Explore cancer splicing

Last update: 30-Jan-2017
WARNING: The app is currently undergoing some updates, so might not work optimally

Background: Large-scale consortia  such as TCGA have generated a wealth of data regarding the molecular profiles of cancer patients, and several excellent tools are available for exploring e.g. DNA mutations or gene expression levels. However, changes in RNA splicing can be more difficult to explore and navigate, and gaining insight into the potential impact of RNA mis-splicing on disease mechanisms remains challenging. I am therefore currently developing a point-and-click interface, to facilitate access to pre-processed RNA splicing data without any bioinformatic knowledge required. The aim is to create a stand-alone web app, however, this is currently a beta version that needs to be run on the user’s local machine. For instructions, see the ‘prerequisites’ and steps 1-3 below.

Purpose: Explore (mis)splicing of RNA across multiple cancer types directly within a web browser. This can either be done at the pan-cancer level; genome-wide within a particular cancer type; taking a gene-centric approach; or by comparing samples that are wild-type vs mutated in one or more genes. Figures are generated on-the-fly based on inputs selected by the user. Results are available either in summarised form, or for individual patients. The aim is  to answer questions such as for example:

  • Which genes are most frequently aberrantly spliced in lung cancer? Or pan-cancer?
  • In which type of cancer is PTEN most frequently mis-spliced?
  • Which exons are skipped within CDK10 in colorectal cancer?
  • Is there more or less mis-splicing in kidney cancer compared to cancers from other tissues of origin?
  • What category of alternative splicing are most affected pan-cancer?
  • How much does splicing vary across patients within a given cancer type?
  • How do tumour and normal samples cluster according to splicing?
  • How does splicing differ across samples w/wo mutations in p53?

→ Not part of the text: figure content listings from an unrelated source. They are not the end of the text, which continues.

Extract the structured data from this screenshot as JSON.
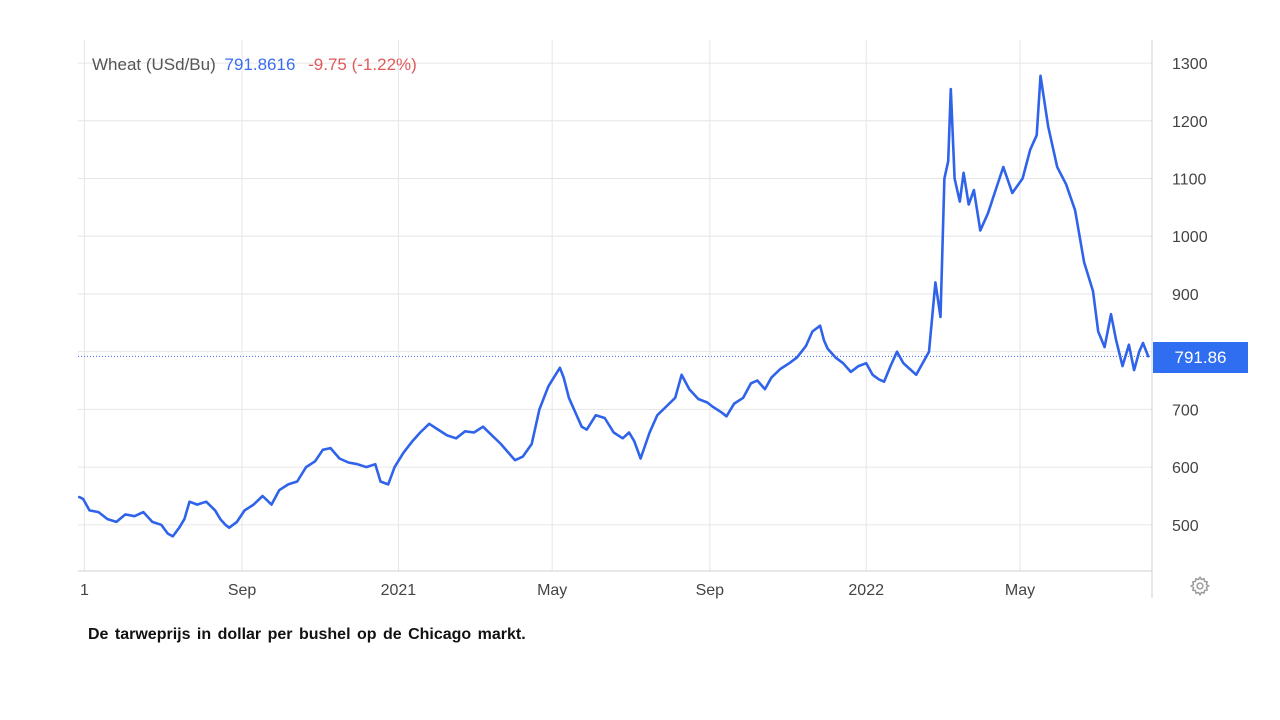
{
  "legend": {
    "name": "Wheat (USd/Bu)",
    "price": "791.8616",
    "change": "-9.75 (-1.22%)"
  },
  "current_price_label": "791.86",
  "caption": "De tarweprijs  in dollar  per bushel  op de Chicago  markt.",
  "icons": {
    "settings": "gear-icon"
  },
  "colors": {
    "line": "#2f63ea",
    "price_tag": "#2f6ef0",
    "change": "#e05a5a",
    "grid": "#e6e6e6"
  },
  "chart_data": {
    "type": "line",
    "title": "",
    "xlabel": "",
    "ylabel": "",
    "ylim": [
      420,
      1340
    ],
    "xlim": [
      "2020-04-26",
      "2022-08-12"
    ],
    "y_ticks": [
      500,
      600,
      700,
      800,
      900,
      1000,
      1100,
      1200,
      1300
    ],
    "y_tick_labels": [
      "500",
      "600",
      "700",
      "800",
      "900",
      "1000",
      "1100",
      "1200",
      "1300"
    ],
    "x_ticks": [
      {
        "date": "2020-05-01",
        "label": "1"
      },
      {
        "date": "2020-09-01",
        "label": "Sep"
      },
      {
        "date": "2021-01-01",
        "label": "2021"
      },
      {
        "date": "2021-05-01",
        "label": "May"
      },
      {
        "date": "2021-09-01",
        "label": "Sep"
      },
      {
        "date": "2022-01-01",
        "label": "2022"
      },
      {
        "date": "2022-05-01",
        "label": "May"
      }
    ],
    "grid": true,
    "last_value": 791.86,
    "series": [
      {
        "name": "Wheat (USd/Bu)",
        "points": [
          [
            "2020-04-27",
            548
          ],
          [
            "2020-04-30",
            545
          ],
          [
            "2020-05-05",
            525
          ],
          [
            "2020-05-12",
            522
          ],
          [
            "2020-05-19",
            510
          ],
          [
            "2020-05-26",
            505
          ],
          [
            "2020-06-02",
            518
          ],
          [
            "2020-06-09",
            515
          ],
          [
            "2020-06-16",
            522
          ],
          [
            "2020-06-23",
            505
          ],
          [
            "2020-06-30",
            500
          ],
          [
            "2020-07-05",
            485
          ],
          [
            "2020-07-09",
            480
          ],
          [
            "2020-07-14",
            495
          ],
          [
            "2020-07-18",
            510
          ],
          [
            "2020-07-22",
            540
          ],
          [
            "2020-07-28",
            535
          ],
          [
            "2020-08-04",
            540
          ],
          [
            "2020-08-11",
            525
          ],
          [
            "2020-08-15",
            510
          ],
          [
            "2020-08-19",
            500
          ],
          [
            "2020-08-22",
            495
          ],
          [
            "2020-08-28",
            505
          ],
          [
            "2020-09-03",
            525
          ],
          [
            "2020-09-10",
            535
          ],
          [
            "2020-09-17",
            550
          ],
          [
            "2020-09-24",
            535
          ],
          [
            "2020-09-30",
            560
          ],
          [
            "2020-10-07",
            570
          ],
          [
            "2020-10-14",
            575
          ],
          [
            "2020-10-21",
            600
          ],
          [
            "2020-10-28",
            610
          ],
          [
            "2020-11-03",
            630
          ],
          [
            "2020-11-09",
            633
          ],
          [
            "2020-11-16",
            615
          ],
          [
            "2020-11-23",
            608
          ],
          [
            "2020-11-30",
            605
          ],
          [
            "2020-12-07",
            600
          ],
          [
            "2020-12-14",
            605
          ],
          [
            "2020-12-18",
            575
          ],
          [
            "2020-12-24",
            570
          ],
          [
            "2020-12-29",
            600
          ],
          [
            "2021-01-05",
            625
          ],
          [
            "2021-01-12",
            645
          ],
          [
            "2021-01-18",
            660
          ],
          [
            "2021-01-25",
            675
          ],
          [
            "2021-02-01",
            665
          ],
          [
            "2021-02-08",
            655
          ],
          [
            "2021-02-15",
            650
          ],
          [
            "2021-02-22",
            662
          ],
          [
            "2021-03-01",
            660
          ],
          [
            "2021-03-08",
            670
          ],
          [
            "2021-03-15",
            655
          ],
          [
            "2021-03-22",
            640
          ],
          [
            "2021-03-29",
            622
          ],
          [
            "2021-04-02",
            612
          ],
          [
            "2021-04-08",
            618
          ],
          [
            "2021-04-15",
            640
          ],
          [
            "2021-04-21",
            700
          ],
          [
            "2021-04-28",
            740
          ],
          [
            "2021-05-03",
            758
          ],
          [
            "2021-05-07",
            772
          ],
          [
            "2021-05-10",
            755
          ],
          [
            "2021-05-14",
            720
          ],
          [
            "2021-05-18",
            700
          ],
          [
            "2021-05-24",
            670
          ],
          [
            "2021-05-28",
            665
          ],
          [
            "2021-06-04",
            690
          ],
          [
            "2021-06-11",
            685
          ],
          [
            "2021-06-18",
            660
          ],
          [
            "2021-06-25",
            650
          ],
          [
            "2021-06-30",
            660
          ],
          [
            "2021-07-04",
            645
          ],
          [
            "2021-07-09",
            615
          ],
          [
            "2021-07-16",
            660
          ],
          [
            "2021-07-22",
            690
          ],
          [
            "2021-07-29",
            705
          ],
          [
            "2021-08-05",
            720
          ],
          [
            "2021-08-10",
            760
          ],
          [
            "2021-08-16",
            735
          ],
          [
            "2021-08-23",
            718
          ],
          [
            "2021-08-30",
            712
          ],
          [
            "2021-09-03",
            705
          ],
          [
            "2021-09-10",
            695
          ],
          [
            "2021-09-14",
            688
          ],
          [
            "2021-09-20",
            710
          ],
          [
            "2021-09-27",
            720
          ],
          [
            "2021-10-03",
            745
          ],
          [
            "2021-10-08",
            750
          ],
          [
            "2021-10-14",
            735
          ],
          [
            "2021-10-19",
            755
          ],
          [
            "2021-10-26",
            770
          ],
          [
            "2021-11-02",
            780
          ],
          [
            "2021-11-08",
            790
          ],
          [
            "2021-11-15",
            810
          ],
          [
            "2021-11-20",
            835
          ],
          [
            "2021-11-26",
            845
          ],
          [
            "2021-11-29",
            820
          ],
          [
            "2021-12-02",
            805
          ],
          [
            "2021-12-08",
            790
          ],
          [
            "2021-12-14",
            780
          ],
          [
            "2021-12-20",
            765
          ],
          [
            "2021-12-26",
            775
          ],
          [
            "2022-01-01",
            780
          ],
          [
            "2022-01-06",
            760
          ],
          [
            "2022-01-11",
            752
          ],
          [
            "2022-01-15",
            748
          ],
          [
            "2022-01-20",
            775
          ],
          [
            "2022-01-25",
            800
          ],
          [
            "2022-01-30",
            780
          ],
          [
            "2022-02-04",
            770
          ],
          [
            "2022-02-09",
            760
          ],
          [
            "2022-02-14",
            780
          ],
          [
            "2022-02-19",
            800
          ],
          [
            "2022-02-24",
            920
          ],
          [
            "2022-02-28",
            860
          ],
          [
            "2022-03-03",
            1100
          ],
          [
            "2022-03-06",
            1130
          ],
          [
            "2022-03-08",
            1255
          ],
          [
            "2022-03-11",
            1100
          ],
          [
            "2022-03-15",
            1060
          ],
          [
            "2022-03-18",
            1110
          ],
          [
            "2022-03-22",
            1055
          ],
          [
            "2022-03-26",
            1080
          ],
          [
            "2022-03-31",
            1010
          ],
          [
            "2022-04-06",
            1040
          ],
          [
            "2022-04-12",
            1080
          ],
          [
            "2022-04-18",
            1120
          ],
          [
            "2022-04-25",
            1075
          ],
          [
            "2022-05-03",
            1100
          ],
          [
            "2022-05-09",
            1150
          ],
          [
            "2022-05-14",
            1175
          ],
          [
            "2022-05-17",
            1278
          ],
          [
            "2022-05-23",
            1190
          ],
          [
            "2022-05-30",
            1120
          ],
          [
            "2022-06-06",
            1090
          ],
          [
            "2022-06-13",
            1045
          ],
          [
            "2022-06-20",
            955
          ],
          [
            "2022-06-27",
            905
          ],
          [
            "2022-07-01",
            835
          ],
          [
            "2022-07-06",
            808
          ],
          [
            "2022-07-11",
            865
          ],
          [
            "2022-07-15",
            820
          ],
          [
            "2022-07-20",
            775
          ],
          [
            "2022-07-25",
            812
          ],
          [
            "2022-07-29",
            768
          ],
          [
            "2022-08-02",
            800
          ],
          [
            "2022-08-05",
            815
          ],
          [
            "2022-08-09",
            792
          ]
        ]
      }
    ]
  }
}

All the alternative splicing results presented within the program are based on analysis of RNA-sequencing data from patient-matched tumour/normal samples from The Cancer Genome Atlas, as initially published here.

Prerequisites: A version of R new enough for all the packages mentioned below to be installed. E.g. version 3.3.1 or higher, running in 64-bit mode. This has been tested on both mac and PC (desktops and laptops) using packages from BioConductor release 3.4. However, older version of R are highly unlikely to work, and slower machines may cause long stalling, or not load the data entirely!! Running the commands shown below from within a standard R window will open the app in your default web browser. Running them from within Rstudio will open a separate Rstudio window, with the same functionality as the web app. On a mac I find the two roughly equal, although on a PC the figures and aesthetics in the Rstudio window appear slightly less clear (in my admittedly very limited PC experience).

Step 1: If you don’t already have it, install R version 3.3.1 or higher. This can be installed as either the standard R version, or as Rstudio with an expanded user interface. I prefer the standard version, but both are acceptable.

Step 2: Before running the program for the first time, install the required R packages by copy-pasting the following into the R window:

source("http://www.bioconductor.org/biocLite.R")
biocLite(c("dplyr", "tidyr", "ggvis", "ggplot2", "shiny", "S4Vectors", "cluster", "d3heatmap", "GenomicRanges"))

Step 3: To actually run the program, copy-paste the two lines below to open up the app in your default web browser (or a separate window within Rstudio). To exit the program, press ‘Escape’ or Control-C from within your R terminal.

library(shiny)
runUrl("http://www.dvingeresearch.org/wp-content/uploads/2016/10/explore_cancer_splicing.tar.gz")

Note that depending on your computer and internet connection, it will take several minutes for the program to download all the data, load it into R and start running. A message will appear in the R window once the program is ready to run. So be patient! Or just go get a cup of coffee while you wait – you know you want to.

For running the program offline, specify ‘destdir’ in runUrl (see the ?runUrl documentation in R for more info). Pro: it can be run offline, and it’ll load a bit faster next time it’s opened, if run from destdir instead of the http location. Con: it won’t include any potential updates or fixes implemented since it was downloaded.

Disclaimer:   This is currently a pre-pre-beta version of a program that may be made available for running online via a web server at some point. In the meantime, it can be run via R on your local desktop, as outlined above. It may be somewhat clunky though. There’s most likely bugs nesting happily in there, so the code may be modified without notice. Or expanded upon, to include new functionalities.